En plus des classiques « lire, écrire, compter », j’ai à cœur de transmettre des valeurs à mes enfants. Les « remplir » de connaissances sans leur montrer la voie à suivre n’aurait pas de sens à mes yeux. Ou comme l’a brillamment exprimé Rabelais : » Science sans conscience n’est que ruine de l’âme ».
Pour les aider à corriger leurs petits défauts et découvrir les conséquences que ceux-ci peuvent avoir, j’ai choisi de leur faire apprendre des fables. Cet exercice quotidien revêt plusieurs avantages :
- faire travailler la mémoire (l’apprentissage des poésies est d’après moi l’un des rares domaines où le par cœur ait vraiment son sens),
- faire découvrir des classiques de la littérature française,
- faire aimer la musicalité de la langue,
- faire apprendre du vocabulaire nouveau que l’on rencontre peu fréquemment,
- faire pratiquer une petite gymnastique de l’esprit car la syntaxe des phrases ne coule pas toujours de source,
- et surtout, faire réfléchir les enfants aux conséquences de leurs actes avec un discours imagé et souvent drôle qui marque les esprits.

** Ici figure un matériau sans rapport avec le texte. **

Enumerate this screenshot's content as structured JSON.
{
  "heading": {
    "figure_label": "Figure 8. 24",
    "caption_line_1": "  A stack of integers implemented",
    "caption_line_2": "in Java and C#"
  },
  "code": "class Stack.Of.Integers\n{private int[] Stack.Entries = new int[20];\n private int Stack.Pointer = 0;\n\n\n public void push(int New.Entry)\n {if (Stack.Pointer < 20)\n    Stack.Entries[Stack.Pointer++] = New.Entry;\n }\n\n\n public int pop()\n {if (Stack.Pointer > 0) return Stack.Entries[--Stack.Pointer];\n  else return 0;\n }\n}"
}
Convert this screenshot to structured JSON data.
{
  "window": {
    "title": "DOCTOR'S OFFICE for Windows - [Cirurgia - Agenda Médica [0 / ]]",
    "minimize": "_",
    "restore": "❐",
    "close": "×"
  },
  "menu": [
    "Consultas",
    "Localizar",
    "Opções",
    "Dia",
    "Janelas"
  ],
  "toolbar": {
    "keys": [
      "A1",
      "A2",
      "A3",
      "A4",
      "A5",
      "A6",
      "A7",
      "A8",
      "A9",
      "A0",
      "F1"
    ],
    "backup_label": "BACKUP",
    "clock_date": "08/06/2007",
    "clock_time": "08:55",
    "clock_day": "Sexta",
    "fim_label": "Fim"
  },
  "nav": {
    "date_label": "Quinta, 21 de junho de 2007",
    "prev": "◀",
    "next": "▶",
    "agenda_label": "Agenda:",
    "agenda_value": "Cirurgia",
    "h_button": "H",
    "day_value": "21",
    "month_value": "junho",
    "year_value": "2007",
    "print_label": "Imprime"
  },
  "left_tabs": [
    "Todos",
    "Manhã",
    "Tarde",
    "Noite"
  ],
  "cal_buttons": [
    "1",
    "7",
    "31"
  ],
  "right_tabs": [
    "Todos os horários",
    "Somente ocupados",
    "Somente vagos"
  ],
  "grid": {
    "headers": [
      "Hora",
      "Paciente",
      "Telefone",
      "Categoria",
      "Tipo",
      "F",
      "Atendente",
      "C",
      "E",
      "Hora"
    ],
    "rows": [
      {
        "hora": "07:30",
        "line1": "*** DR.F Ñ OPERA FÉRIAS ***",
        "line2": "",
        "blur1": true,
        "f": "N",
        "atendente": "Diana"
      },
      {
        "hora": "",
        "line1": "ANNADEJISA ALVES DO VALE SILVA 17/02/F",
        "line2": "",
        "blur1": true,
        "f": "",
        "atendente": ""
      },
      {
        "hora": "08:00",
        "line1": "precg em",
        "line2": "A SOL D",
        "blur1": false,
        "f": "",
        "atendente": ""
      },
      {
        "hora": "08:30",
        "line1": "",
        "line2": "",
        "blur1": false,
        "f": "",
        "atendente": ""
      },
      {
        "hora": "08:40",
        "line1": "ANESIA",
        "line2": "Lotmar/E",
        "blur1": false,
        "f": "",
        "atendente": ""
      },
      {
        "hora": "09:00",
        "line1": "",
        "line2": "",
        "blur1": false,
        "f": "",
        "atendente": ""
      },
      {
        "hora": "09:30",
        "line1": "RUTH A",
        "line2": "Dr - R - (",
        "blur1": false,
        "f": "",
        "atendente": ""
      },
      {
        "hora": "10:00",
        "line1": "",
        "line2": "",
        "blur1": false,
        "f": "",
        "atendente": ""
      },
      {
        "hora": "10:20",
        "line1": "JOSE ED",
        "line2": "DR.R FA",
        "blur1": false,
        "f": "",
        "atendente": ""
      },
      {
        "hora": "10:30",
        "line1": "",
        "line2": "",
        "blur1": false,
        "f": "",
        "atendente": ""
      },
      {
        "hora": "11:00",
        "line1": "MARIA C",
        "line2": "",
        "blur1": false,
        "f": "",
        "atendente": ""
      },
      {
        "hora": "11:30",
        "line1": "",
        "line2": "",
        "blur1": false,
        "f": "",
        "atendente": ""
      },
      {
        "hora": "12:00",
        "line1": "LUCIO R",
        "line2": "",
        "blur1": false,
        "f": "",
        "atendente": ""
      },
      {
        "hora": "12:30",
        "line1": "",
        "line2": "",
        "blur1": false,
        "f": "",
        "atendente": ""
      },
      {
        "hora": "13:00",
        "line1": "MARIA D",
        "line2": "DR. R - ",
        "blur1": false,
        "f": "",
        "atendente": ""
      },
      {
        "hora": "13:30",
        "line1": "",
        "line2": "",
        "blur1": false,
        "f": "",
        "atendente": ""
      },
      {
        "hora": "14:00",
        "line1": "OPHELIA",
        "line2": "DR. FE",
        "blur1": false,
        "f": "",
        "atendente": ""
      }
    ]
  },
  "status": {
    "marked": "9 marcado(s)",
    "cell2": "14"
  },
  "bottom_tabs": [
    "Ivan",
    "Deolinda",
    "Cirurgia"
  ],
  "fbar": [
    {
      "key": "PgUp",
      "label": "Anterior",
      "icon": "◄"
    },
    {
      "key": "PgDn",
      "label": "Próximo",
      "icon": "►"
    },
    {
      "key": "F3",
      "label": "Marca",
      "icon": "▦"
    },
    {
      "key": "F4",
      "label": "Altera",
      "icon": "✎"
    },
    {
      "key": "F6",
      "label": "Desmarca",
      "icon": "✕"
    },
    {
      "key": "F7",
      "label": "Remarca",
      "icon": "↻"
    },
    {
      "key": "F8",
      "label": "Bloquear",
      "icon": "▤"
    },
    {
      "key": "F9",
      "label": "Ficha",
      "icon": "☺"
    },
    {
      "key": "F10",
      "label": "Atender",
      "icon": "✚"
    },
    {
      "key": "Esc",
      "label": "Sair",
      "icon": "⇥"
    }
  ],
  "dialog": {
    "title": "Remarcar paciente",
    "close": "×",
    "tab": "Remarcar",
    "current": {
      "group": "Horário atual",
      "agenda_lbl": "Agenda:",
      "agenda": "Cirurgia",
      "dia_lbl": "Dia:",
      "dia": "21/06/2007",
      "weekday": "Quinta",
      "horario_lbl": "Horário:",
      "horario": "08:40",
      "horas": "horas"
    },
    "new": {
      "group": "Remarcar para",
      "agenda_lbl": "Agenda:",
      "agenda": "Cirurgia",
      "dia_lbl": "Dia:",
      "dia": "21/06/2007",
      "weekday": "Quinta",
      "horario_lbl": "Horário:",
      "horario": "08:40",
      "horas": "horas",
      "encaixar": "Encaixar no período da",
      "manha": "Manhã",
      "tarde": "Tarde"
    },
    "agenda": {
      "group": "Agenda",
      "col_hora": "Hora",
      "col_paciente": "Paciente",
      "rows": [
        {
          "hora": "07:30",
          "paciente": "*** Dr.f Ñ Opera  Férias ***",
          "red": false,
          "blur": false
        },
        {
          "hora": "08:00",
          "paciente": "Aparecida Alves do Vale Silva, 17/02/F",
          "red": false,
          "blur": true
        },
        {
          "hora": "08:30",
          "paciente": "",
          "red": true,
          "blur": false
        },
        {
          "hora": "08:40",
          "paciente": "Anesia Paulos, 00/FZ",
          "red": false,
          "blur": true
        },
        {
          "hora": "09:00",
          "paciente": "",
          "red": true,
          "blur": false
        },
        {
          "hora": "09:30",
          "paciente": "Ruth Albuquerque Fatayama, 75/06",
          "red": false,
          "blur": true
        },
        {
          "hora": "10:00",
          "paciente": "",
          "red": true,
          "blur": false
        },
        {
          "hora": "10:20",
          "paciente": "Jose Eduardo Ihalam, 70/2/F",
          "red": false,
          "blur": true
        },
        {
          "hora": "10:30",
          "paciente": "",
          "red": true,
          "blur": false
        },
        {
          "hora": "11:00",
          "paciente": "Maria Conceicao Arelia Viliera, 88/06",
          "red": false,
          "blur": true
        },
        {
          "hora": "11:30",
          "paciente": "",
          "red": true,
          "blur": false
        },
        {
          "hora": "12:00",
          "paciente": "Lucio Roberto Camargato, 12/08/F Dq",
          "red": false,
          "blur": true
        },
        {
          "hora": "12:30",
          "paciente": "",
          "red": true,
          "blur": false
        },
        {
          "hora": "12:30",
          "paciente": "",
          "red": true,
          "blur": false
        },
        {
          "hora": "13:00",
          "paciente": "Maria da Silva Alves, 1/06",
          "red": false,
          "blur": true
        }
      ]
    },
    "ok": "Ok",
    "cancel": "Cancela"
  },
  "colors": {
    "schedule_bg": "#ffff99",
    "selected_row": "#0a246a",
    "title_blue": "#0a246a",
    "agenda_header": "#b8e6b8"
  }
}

J’ai opté encore une fois pour un livre de la Librairie des Ecoles, « 50 fables expliquées aux enfants », car j’aime beaucoup le choix des fables, les illustrations, le fait que les fables soient classées par niveau de difficulté croissant et surtout qu’elles soient accompagnées de questions de compréhension et de réflexion finement choisies.
Concrètement, nous abordons une fable par mois. J’ai commencé avec mon fils aîné pendant les vacances du CP au CE1 (le livre devrait donc couvrir tout le primaire), mais son petit frère qui est en MS arrive quasiment à tout comprendre et tout retenir. Il parvient à répondre aux questions de compréhension, c’est donc un exercice pratiqué en famille. Nous apprenons chaque jour un à deux vers (on trouve toujours le temps dans une journée, que ce soit à l’occasion du petit déjeuner, du départ à l’école, en voiture, le soir avant le bain…), la fable s’allonge donc peu à peu.
En fin de mois, nous récitons la fable entièrement (c’est l’affaire d’une minute maxi), les enfants répondent aux questions de compréhension et surtout de réflexion.Ensuite, au quotidien, quand je constate un comportement dénoncé dans une fable, c’est l’occasion de le signaler avec humour en récitant les vers qui correspondent. (« menteur n’est jamais écouté, même en disant la vérité », « souvenez-vous que dans la vie, sans un peu de travail, on n’a point de plaisir »…).
N’hésitez pas à vous lancer. Il suffit d’une à deux minutes par jour. Étonnamment, les enfants aiment beaucoup ce petit effort qui leur est demandé et sont toujours impatients de découvrir la fable qui suit.
Et pour convaincre les plus récalcitrants, je livre à votre réflexion l’expérience de François-Xavier Bellamy :
Quand j’avais sept ou huit ans, mon grand-père m’a offert l’Anthologie de la poésie française, de Georges Pompidou, et il m’a dit: «Si tu veux être heureux dans la vie, il faut apprendre deux vers par jour.» Je l’ai fait. Il avait raison. J’ai découvert un savoir, une saveur de la vie que je ne soupçonnais pas, que le quotidien ne donne pas. Je n’ai pas tout compris bien sûr – pas tout entier, pas tout de suite… Mais c’était beau. C’était grand. Et finalement, c’est tout simplement que ce qu’il y a de beau, de grand, se dépose dans un cœur d’enfant pour l’enrichir, par le cœur. Mais qui maintenant aura encore la chance d’apprendre un peu de poésie – par cœur?